Steve Topper

Personal information
- Full name: Steve Topper
- Born: 16 April 1961 (age 63) Sydney, New South Wales, Australia

Playing information
- Position: Halfback, Hooker
Club
| Years | Team | Pld | T | G | FG | P |
| 1979 | South Sydney | 7 | 0 | 0 | 0 | 0 |
| 1982–84 | Illawarra Steelers | 26 | 3 | 0 | 0 | 12 |
|  | Total | 33 | 3 | 0 | 0 | 12 |
Representative
| Years | Team | Pld | T | G | FG | P |
| 1980 | NSW Country | 1 | 0 | 0 | 0 | 0 |
- Source: As of 26 February 2019

= Steve Topper =

Australian rugby league footballer

Steve Topper (born 16 April 1961) is an Australian former professional rugby league footballer who played in the 1970s and 1980s. Topper was a foundation player for Illawarra playing in the club's first game. Topper is the older brother of former Cronulla-Sutherland player Stuart Topper.

==Playing career==
Topper made his first grade debut for Souths in Round 1 1979 against Newtown at Redfern Oval.

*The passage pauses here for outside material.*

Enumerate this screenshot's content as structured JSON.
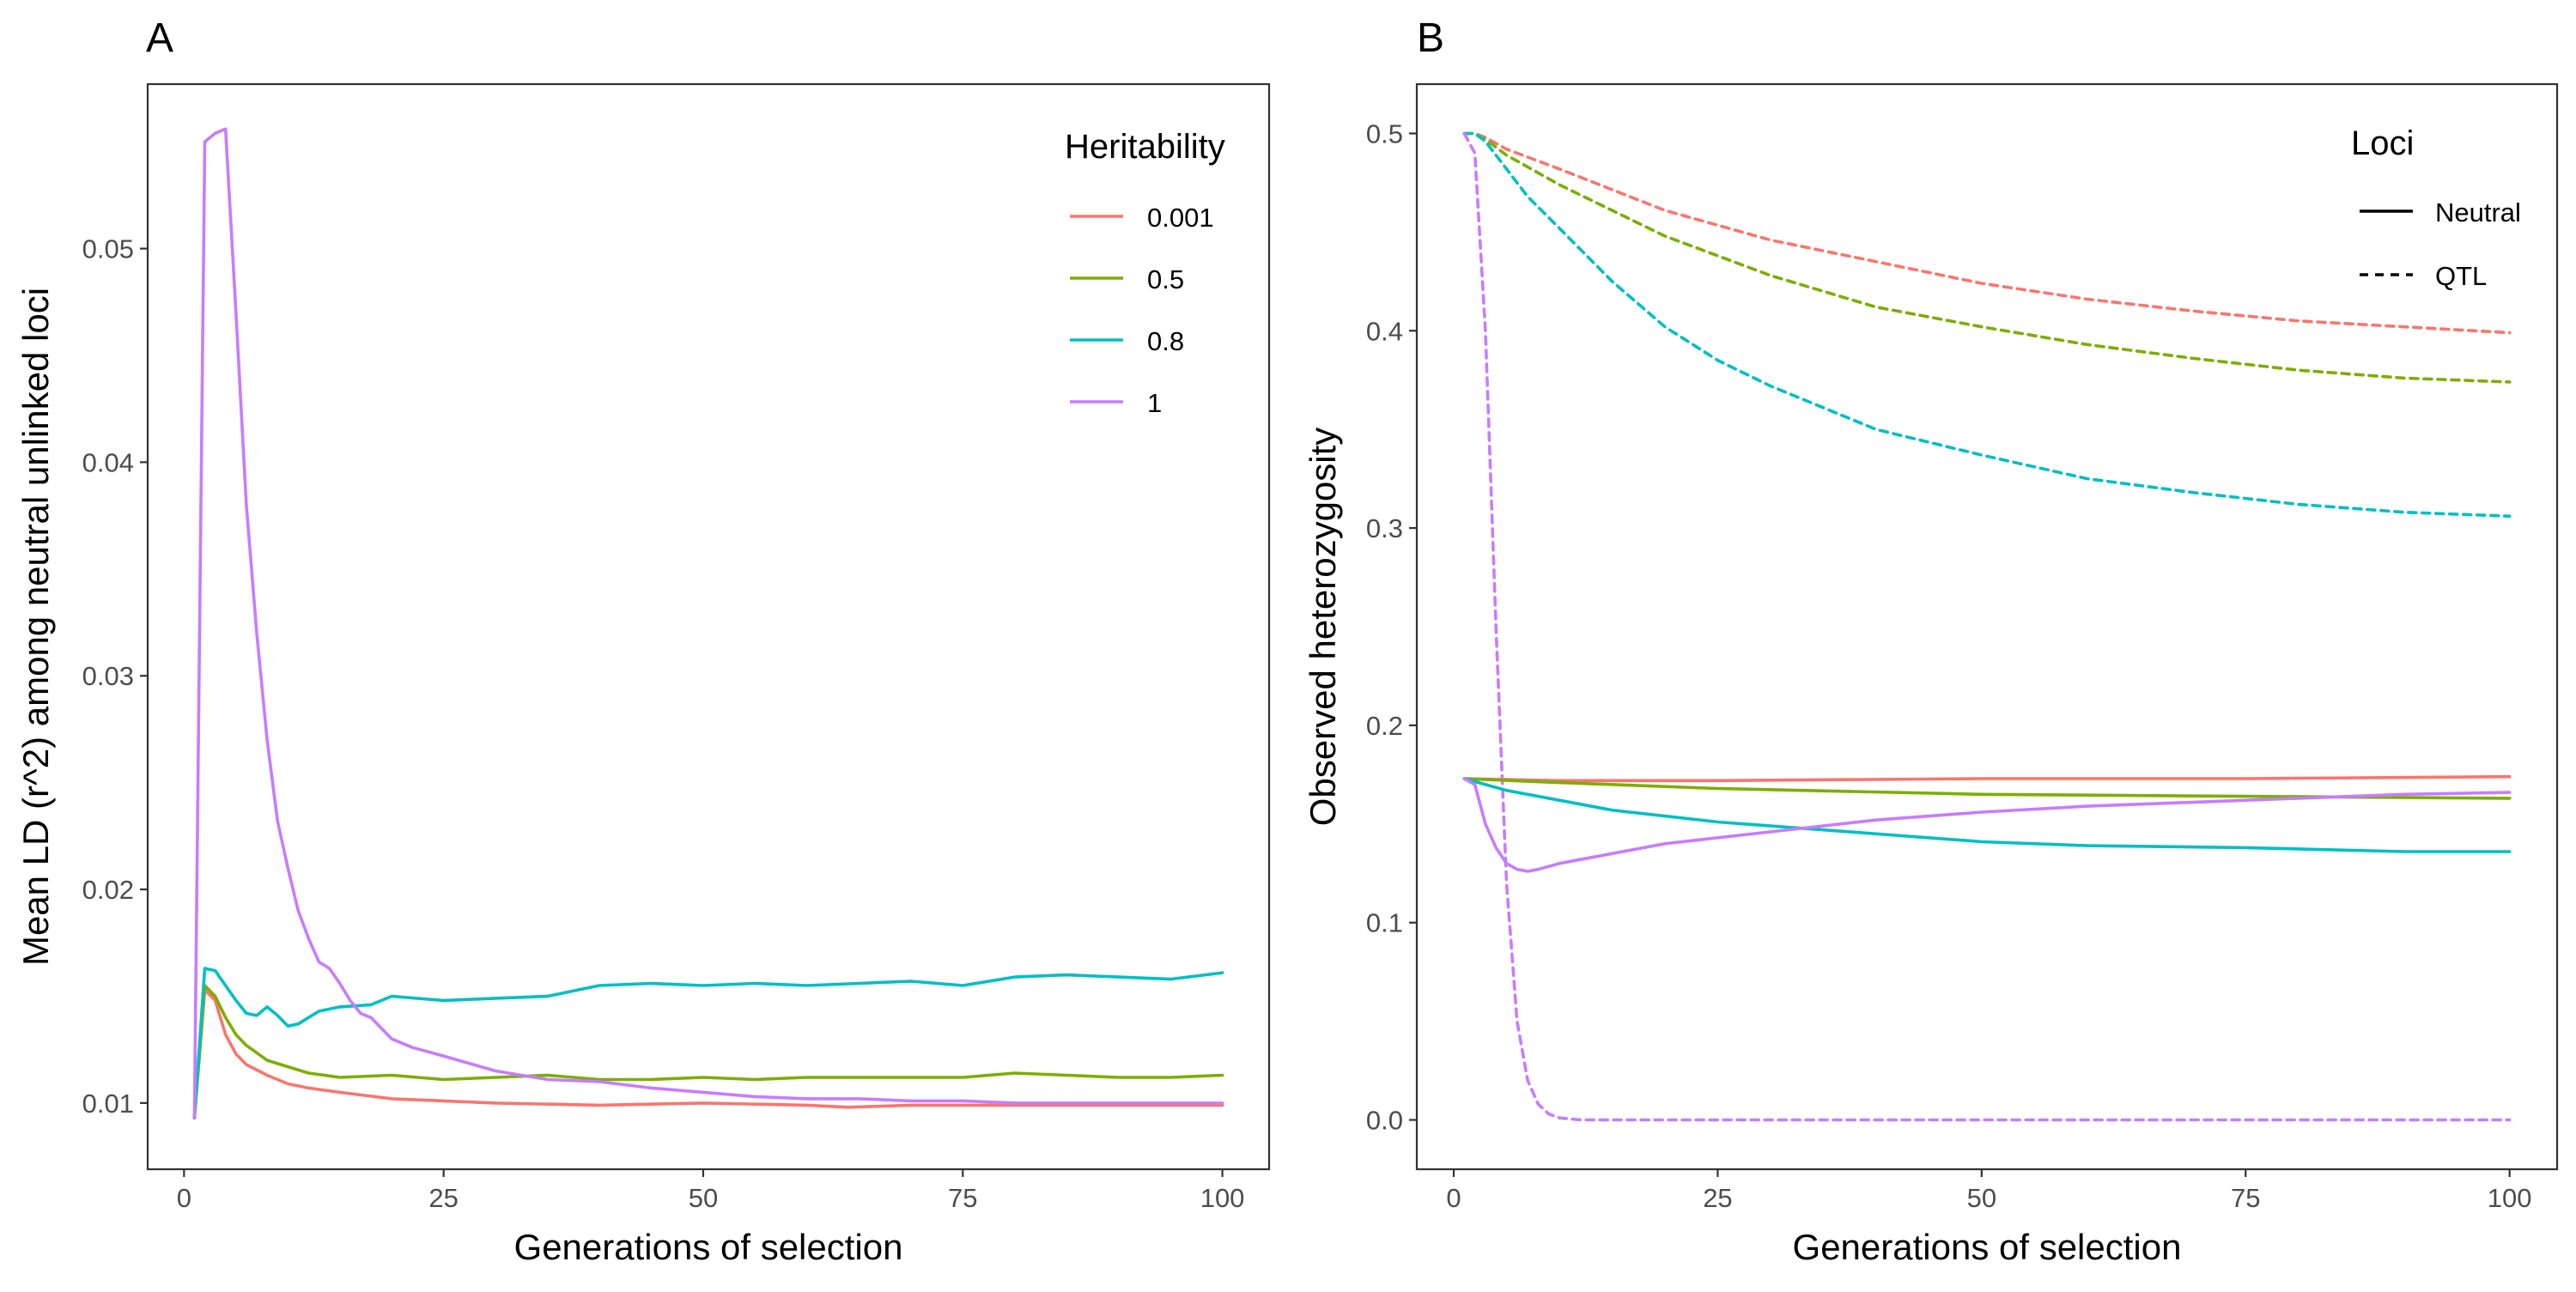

In 1980, Topper was selected to play for NSW Country against NSW City.

In 1982, Topper joined newly admitted Illawarra and played in the club's first ever game which was against Penrith at WIN Stadium and ended in a 17–7 loss.

Topper played with Illawarra until the end of the 1984 season before retiring.